Hi folks. I'm using 10.5.2 on my nice new macbook. When I try to update quicktime using software update I get this error "You do not have appropriate access privileges.
The Installer package has been moved to the Trash. To try again, open the package from the Finder."


I have also received this error on past quicktime upgrades using system update. I can install quicktime correctly, if I d/l the entire program from apple.com. I am logged in as administrator.

Can anyone please help? Thanks!
 
What I don't get is how an QuickTime, iTunes, Front Row, Time Machine, or Airport updates affect things like the dock and spotlight. It seems like lately Apple fixes one thing and messes up another.

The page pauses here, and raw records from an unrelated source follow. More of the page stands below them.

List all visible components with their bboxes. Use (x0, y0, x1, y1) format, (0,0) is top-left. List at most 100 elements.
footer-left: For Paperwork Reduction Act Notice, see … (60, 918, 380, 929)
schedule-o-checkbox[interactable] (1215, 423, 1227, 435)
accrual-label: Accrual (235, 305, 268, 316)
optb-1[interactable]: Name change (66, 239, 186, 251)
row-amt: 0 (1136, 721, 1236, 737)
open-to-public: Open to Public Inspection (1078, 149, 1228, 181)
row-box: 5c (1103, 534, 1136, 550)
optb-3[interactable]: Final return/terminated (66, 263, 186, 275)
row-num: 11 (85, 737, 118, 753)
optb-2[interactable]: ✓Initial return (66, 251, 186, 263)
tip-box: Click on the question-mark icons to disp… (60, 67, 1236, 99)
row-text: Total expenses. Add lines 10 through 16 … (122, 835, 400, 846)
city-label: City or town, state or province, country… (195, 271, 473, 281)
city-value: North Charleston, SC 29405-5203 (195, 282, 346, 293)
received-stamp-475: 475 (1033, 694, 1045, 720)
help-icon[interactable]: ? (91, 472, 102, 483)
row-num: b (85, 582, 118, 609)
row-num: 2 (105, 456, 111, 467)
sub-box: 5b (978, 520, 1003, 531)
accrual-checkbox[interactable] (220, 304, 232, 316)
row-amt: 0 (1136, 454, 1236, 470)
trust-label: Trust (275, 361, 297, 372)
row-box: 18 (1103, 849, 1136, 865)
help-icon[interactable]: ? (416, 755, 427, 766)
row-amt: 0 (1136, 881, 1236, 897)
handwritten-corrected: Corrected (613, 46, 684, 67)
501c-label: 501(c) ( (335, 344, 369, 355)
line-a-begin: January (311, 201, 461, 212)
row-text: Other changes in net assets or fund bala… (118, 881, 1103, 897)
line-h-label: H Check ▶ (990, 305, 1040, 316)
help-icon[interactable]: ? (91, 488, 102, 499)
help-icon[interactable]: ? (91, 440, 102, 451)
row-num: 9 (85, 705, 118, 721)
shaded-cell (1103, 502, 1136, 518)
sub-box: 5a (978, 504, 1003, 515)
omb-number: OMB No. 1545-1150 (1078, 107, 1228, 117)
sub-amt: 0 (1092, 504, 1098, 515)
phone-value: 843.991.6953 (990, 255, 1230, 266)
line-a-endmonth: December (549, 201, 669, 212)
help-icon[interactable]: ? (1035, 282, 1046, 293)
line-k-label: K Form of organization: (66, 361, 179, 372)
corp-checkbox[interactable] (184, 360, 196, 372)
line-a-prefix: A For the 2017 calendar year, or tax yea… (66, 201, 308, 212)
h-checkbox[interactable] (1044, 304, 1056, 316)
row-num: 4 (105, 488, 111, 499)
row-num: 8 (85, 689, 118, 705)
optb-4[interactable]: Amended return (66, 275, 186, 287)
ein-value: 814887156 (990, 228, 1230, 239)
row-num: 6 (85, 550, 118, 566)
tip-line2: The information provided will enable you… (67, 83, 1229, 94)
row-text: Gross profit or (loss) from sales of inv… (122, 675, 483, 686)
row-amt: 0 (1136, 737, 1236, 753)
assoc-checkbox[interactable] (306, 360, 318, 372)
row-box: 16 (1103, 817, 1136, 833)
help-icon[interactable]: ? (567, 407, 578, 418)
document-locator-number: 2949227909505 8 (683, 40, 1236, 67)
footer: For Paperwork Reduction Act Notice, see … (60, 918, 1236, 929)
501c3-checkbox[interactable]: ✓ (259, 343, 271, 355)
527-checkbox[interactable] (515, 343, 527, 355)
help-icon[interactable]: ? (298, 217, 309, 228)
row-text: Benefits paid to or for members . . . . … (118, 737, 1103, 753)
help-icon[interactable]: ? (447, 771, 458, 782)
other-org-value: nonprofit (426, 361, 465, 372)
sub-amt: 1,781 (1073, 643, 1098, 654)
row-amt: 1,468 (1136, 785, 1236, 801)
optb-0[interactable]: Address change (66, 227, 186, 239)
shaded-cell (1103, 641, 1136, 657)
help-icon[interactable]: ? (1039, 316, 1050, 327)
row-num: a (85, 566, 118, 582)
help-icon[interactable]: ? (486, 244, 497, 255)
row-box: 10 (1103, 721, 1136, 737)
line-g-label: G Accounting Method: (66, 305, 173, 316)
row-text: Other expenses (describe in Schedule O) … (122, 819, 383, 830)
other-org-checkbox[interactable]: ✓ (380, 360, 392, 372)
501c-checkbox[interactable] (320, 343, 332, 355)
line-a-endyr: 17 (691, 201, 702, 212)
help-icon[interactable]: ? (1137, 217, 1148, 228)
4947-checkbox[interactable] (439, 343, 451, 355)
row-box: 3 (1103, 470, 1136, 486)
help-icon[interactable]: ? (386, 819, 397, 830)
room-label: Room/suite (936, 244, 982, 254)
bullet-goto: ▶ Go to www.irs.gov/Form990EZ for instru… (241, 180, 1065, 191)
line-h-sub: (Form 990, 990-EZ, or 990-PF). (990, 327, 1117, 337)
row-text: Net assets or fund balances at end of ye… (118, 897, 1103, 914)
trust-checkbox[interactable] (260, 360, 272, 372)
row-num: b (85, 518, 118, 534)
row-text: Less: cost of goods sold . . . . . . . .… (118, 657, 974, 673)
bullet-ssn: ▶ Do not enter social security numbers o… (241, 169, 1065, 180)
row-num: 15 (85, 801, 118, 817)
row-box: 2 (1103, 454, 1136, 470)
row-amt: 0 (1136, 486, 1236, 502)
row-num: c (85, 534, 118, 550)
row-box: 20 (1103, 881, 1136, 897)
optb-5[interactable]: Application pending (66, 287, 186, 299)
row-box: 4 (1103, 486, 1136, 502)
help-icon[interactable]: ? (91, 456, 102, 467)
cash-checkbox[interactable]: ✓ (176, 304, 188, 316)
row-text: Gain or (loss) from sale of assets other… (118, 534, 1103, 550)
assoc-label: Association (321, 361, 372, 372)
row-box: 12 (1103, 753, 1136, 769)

Maybe this update was a rush job to fix the security vulnerability that was discovered in the PWN to OWN contest.
I'm using Time Machine to downgrade back to before I installed this update.
 
well....I was going to install the updates, but you guys are scaring me into waiting a while until the dust settles a little more. Things are working ok here...no need to fix it if it ain't broke
 
well FR still has the issue of crashing MBP Penryn for anyone wondering. The computer becomes unresponsive and the only way to recover is restarting the computer.
 
Well again all went well here on both my iMac and MacBook! Thanks Apple for da updates. Looking forward to 10.5.3 yum yum! :D
 
If you rent a movie on iTunes and then put it on your iPod and connect it to your tv with the component cables, will the picture look good? or is it going to be all stretched out and pixelated? ... trying to avoid buying AppleTV
I just bought an iPod Classic this last weekend in order to play videos on my standard definition TV. Everything looks great! I am actually thrilled about it. I also didn't want to get an AppleTV because it can't play videos from a playlist or in shuffle mode, but the iPod can.